In fourteen rich and entangled stories, Nick Mulgrew’s debut work of fiction explores the sorrows and absurdities of youth, spirituality and prejudice in the verdant and history-stained settlements of South Africa’s coastline.
From drunken broken-family vacations to a postman’s jaunt into the weird world of the ultra-rich; from a housewife's visit to a library for the blind to a haunting descent into a colonial Purgatory, these stories exhibit a magpie’s eye for the smallest of tragedies and grandest of ironies. But, set on the stage of the everyday, Stations conjures not just a vision of a South Africa that implodes and resurrects itself as it wishes, but also of the people caught in its wake, their lives tottering desperately between happiness and eternal futility.
Contains various award-winning and almost-award-winning stories, including:
"Posman", shortlisted for the 2015 White Review Prize. “Turning”, the winner of the 2014 National Arts Festival Short Sharp Stories Award. “Ponta do Ouro”, longlisted for the Twenty in 20 Project.
Nick Mulgrew is an award-winning writer, editor and publisher, currently based in Edinburgh. He is the author of six books, and since 2014 is the director of uHlanga, an acclaimed South African poetry press.
His novels include A Hibiscus Coast, winner of the 2022 K. Sello Duiker Memorial Award. Among other accolades, he is the winner of the 2016 Thomas Pringle Award, the 2018 Nadine Gordimer Prize (for his story collection, The First Law of Sadness), and is the recipient of a Mandela Rhodes Scholarship.
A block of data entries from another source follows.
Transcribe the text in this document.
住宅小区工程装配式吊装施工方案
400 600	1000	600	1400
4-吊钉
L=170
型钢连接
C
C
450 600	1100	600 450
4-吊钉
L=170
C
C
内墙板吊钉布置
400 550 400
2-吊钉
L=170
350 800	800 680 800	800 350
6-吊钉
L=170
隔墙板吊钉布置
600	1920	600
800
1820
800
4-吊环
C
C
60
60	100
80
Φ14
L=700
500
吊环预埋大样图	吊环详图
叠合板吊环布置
As the title of Nick Mulgrew's book suggest each short story should be read with The Stations of the Cross, a 14-step Catholic devotion that commemorates Jesus Christ's last day on Earth as a man, in mind. Each station is a mini pilgrimage, a meditation. In the first story, "Athlone Towers", the imploding of the towers becomes a strong symbol for the demise of a relationship. It is the act of condemnation, the first stop on "a slow road to purgatory". In the fourth story, "Ponta do Ourro", a mother and son spend a fraught Christmas holiday in Mozambique; with the corresponding station Jesus's encounter with his mother before his death. And so forth. It is done cleverly. But even on it's own, without any knowledge of the link to the Stations of the Cross, the stories in Stations speaks of Mulgrew's huge talent as a writer, his sensitivity and attention to detail. Stories like "Gala Day" haunted me for days. Stations calls for a meditative read.
Quotes: "Athlone Towers": – I thought I could, I don't know, force myself to change. That I could write my own myths. –
"Turning": – In my head I tried to place the shape of your moans on the IPA vowel chart. You started at unrounded back close-mid [o], then shifted to rounded back close-mid [ɣ] when you picked up the pace. Open central [ä] – ah, ah, ah. –
– How does one deserve this? How can one deserve the way everything was constructed, from dirt and ash and rock, all to place this person here with me? –
– It's hard to say what I felt. There was a storm outside like a storm in heaven, and the wind blew in Grahmstown like the wind in Grahmstown blows, and my building shook in the wind the way old buildings shake. It's hard to say what I felt, but it felt like it would have been better if you were in my bed to share that storm with me. –
"Daughter": – This museum holds things, you said, that we shouldn't remember. –
"I-HR Foto": – Soon the negatives would slither out. Soon he would know what she had given him to see. Until then, they, like all photographs, existed only in a Schrodinger's state; as exceptions. That was the beauty of photography: how at first the pictures only really existed in your mind. –
"Mariannhill, In the Garden": – Will you take it upon yourself to sort through the parts of me, to piece me together again from these fragments of myself, from unfinished prayers, from miscellany? –
"Stations": – Mother, wanderer: now I know what you know. We are our own shades. –
I found this collection to be a bit uneven. There are many of the stories I really enjoyed including Athlone Towers, Turning, Ponta do Ouro and Gala Day. Die Biblioteek vir Blindes was funny and all too realistic. However, I also felt there were several stories that fell short of what I was hoping for. That being said, I enjoy Nick Mulgrew's writing, and I will probably pick up whatever he writes next.